Additionally, the platform’s rules and expectations can shift on a dime, often without any warning at all. In the past few years, for example, YouTube creators who produce longer videos suddenly found the platform shifting toward favoring shorter-form content and had to adjust on the fly. And YouTube’s labyrinthine and unforgiving copyright system makes it difficult to avoid pitfalls, making every new video that includes any kind of music or third-party video functionally a roll of the dice. It’s a way of working that’s so demanding and punishing, that even MrBeast, YouTube’s #1 most successful creator, recently complained that he’s “dying mentally.”

That NFL Sunday Ticket Tho

Back in July, following his first full fiscal quarter as YouTube CEO, Neal Mohan sent a letter to investors and the community which listed “supporting the success of creators” among his top priorities. He vowed to improve monetization tools and grow creator communities, to encourage more people to dedicate time to building an audience on YouTube.

Still, specifics on this were few and far between. The bulk of Mohan and Google/Alphabet CEO Sundar Pichai’s remarks were focused on the growth of Shorts (YouTube’s TikTok clone) and corporate content, like NFL games and Netflix shows, licensed for the “YouTube TV” cable replacement service. In September, YouTube did introduce some new tools for creators for AI-editing, but most didn’t actually address the core challenges facing newcomers to the site.

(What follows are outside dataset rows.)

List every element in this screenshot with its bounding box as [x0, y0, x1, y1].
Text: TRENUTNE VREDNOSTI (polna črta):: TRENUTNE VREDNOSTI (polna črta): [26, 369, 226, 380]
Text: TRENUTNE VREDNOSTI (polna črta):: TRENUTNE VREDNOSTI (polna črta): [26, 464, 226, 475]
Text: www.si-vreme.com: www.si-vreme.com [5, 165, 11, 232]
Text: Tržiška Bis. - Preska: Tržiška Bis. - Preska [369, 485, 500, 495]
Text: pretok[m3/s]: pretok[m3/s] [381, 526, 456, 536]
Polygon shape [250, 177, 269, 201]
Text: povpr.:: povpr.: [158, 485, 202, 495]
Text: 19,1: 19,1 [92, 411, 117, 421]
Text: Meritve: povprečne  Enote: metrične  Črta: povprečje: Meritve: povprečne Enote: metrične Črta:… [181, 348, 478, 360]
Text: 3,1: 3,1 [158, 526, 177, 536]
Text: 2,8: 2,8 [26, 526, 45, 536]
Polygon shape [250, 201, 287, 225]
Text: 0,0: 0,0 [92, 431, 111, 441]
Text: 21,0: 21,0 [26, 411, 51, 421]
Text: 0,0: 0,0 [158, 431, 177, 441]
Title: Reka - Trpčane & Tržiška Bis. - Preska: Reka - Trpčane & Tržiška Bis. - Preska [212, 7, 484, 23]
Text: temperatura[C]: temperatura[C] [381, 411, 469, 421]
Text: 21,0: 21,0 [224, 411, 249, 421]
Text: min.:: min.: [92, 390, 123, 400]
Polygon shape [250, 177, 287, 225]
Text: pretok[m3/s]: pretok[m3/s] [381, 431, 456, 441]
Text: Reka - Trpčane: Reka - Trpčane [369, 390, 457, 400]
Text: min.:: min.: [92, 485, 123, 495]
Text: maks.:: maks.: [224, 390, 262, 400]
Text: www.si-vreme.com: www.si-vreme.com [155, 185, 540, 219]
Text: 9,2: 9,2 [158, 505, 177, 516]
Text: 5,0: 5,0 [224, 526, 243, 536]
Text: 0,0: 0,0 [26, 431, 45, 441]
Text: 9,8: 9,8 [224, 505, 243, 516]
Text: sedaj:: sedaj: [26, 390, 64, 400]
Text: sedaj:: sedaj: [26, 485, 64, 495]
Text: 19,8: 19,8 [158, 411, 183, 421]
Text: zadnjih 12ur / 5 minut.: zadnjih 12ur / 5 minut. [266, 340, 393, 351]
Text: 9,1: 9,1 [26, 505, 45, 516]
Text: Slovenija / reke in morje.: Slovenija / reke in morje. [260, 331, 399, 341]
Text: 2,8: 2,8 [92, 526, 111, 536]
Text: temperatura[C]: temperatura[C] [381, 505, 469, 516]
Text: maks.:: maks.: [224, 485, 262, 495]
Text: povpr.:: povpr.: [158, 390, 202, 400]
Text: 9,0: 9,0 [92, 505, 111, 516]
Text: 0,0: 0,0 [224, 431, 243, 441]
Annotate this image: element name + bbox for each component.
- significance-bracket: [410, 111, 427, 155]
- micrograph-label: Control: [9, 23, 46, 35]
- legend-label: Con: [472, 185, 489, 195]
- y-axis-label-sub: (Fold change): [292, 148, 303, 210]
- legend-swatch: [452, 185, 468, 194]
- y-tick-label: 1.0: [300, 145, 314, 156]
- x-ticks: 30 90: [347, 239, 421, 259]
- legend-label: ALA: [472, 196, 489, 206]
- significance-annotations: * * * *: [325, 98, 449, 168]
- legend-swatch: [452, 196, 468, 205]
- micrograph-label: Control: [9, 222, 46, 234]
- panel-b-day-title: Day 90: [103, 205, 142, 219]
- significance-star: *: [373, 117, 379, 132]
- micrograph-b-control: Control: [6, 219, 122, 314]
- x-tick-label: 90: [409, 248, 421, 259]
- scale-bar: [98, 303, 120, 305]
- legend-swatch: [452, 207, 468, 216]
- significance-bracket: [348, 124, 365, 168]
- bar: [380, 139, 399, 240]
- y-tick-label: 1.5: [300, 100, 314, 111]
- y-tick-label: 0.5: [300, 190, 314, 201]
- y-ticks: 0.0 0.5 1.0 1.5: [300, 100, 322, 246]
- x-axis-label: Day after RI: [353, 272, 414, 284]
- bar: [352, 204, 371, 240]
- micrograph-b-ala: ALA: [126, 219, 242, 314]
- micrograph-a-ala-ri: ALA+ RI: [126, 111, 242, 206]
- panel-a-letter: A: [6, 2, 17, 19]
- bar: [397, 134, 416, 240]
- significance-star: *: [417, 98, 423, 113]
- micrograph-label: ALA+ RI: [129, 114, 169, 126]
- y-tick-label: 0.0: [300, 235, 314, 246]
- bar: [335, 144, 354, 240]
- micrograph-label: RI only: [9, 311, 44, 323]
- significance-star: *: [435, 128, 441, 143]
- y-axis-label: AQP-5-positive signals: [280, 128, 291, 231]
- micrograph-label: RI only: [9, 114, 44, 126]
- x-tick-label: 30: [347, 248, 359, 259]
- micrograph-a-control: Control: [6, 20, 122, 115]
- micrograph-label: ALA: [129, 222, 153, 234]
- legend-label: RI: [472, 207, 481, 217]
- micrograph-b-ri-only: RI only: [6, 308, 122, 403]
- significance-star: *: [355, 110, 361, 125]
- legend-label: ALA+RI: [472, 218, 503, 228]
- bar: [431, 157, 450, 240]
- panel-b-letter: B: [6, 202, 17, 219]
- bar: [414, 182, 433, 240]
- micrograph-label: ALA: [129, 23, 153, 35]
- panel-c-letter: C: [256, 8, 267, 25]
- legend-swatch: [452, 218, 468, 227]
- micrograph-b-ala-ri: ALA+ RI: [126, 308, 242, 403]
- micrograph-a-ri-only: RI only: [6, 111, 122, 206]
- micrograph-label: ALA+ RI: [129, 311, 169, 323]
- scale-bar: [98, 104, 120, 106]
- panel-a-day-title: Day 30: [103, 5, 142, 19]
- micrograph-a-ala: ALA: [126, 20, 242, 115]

So we have a platform that’s essentially defined by the presence of everyday creators but still declines in many ways to take them seriously. YouTube can certainly survive without the biggest Rooster Teeth and Moonbug shows. It could probably even survive without YouTube TV and NFL Sunday Ticket. But it couldn’t survive the departure of most or all of its users who routinely post the cooking tutorials, fail compilations, memes, puppet sketches, unboxings, and Let’s Plays that make it YouTube in the first place.

Some day, perhaps its strategy will reflect this obvious fact.